Can anyone help me solve these three equations?
_=base

log_2(x+1)+log_2(x-2)=2

AAND

x^4-2x^3=4x^2-8x

AAND

(2/x)-([x+3]/[x+5])=(-2/[x^2+5x])

Answer 1

\[\log_2(x+1)+\log_2(x-2)=2 \]
use \(\log(A) +\log(B)=\log(AB) \) to write as
\[\log_2((x+1)(x-2))=2\] then rewrite in exponential form as
\[(x+1)(x-2)=2^2=4\]

Answer 2

solve the quadratic equation, then make sure to check your answers because it is likely that one will not work

Answer 3

Okay, I got that one. Thanks :). I actually just got the second one on my list on my own, but can you help me with the third?

Answer 4

The third one is\[\frac{2}{x}-\frac{x+3}{x+5}=\frac{-2}{x^{2}+5x}\]?

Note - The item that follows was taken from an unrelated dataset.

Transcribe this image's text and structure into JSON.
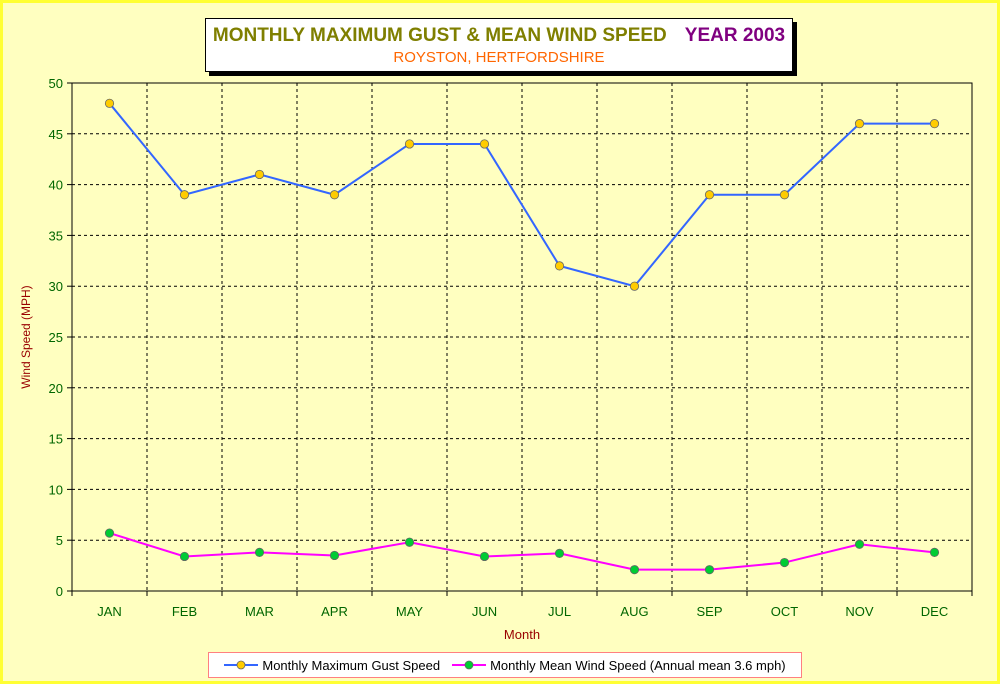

First, you want to combine the two fractions on the left side. This can be done by multiplying the first fraction (2/x) by the denominator of the second fraction over itself, and then multiplying the second fraction by the denominator of the first fraction over itself, and then adding them together. So\[\frac{2}{x}\times \frac{x+5}{x+5}-\frac{x+3}{x+5}\times \frac{x}{x}=\frac{2x+10}{x^{2}+5x}-\frac{x^{2}+3x}{x^{2}+5x}=\frac{-x^{2}-x+10}{x^{2}+5x}\]Then we have\[\frac{-x^{2}-x+10}{x^{2}+5x}=\frac{-2}{x^{2}+5x}\]Notice that the denominators are now equal to each other. This allows you to solve the much easier equation\[-x^{2}-x+10=-2\]with the following restriction: x cannot be such that \[x^{2}+5x=0\]

Answer 5

Thanks!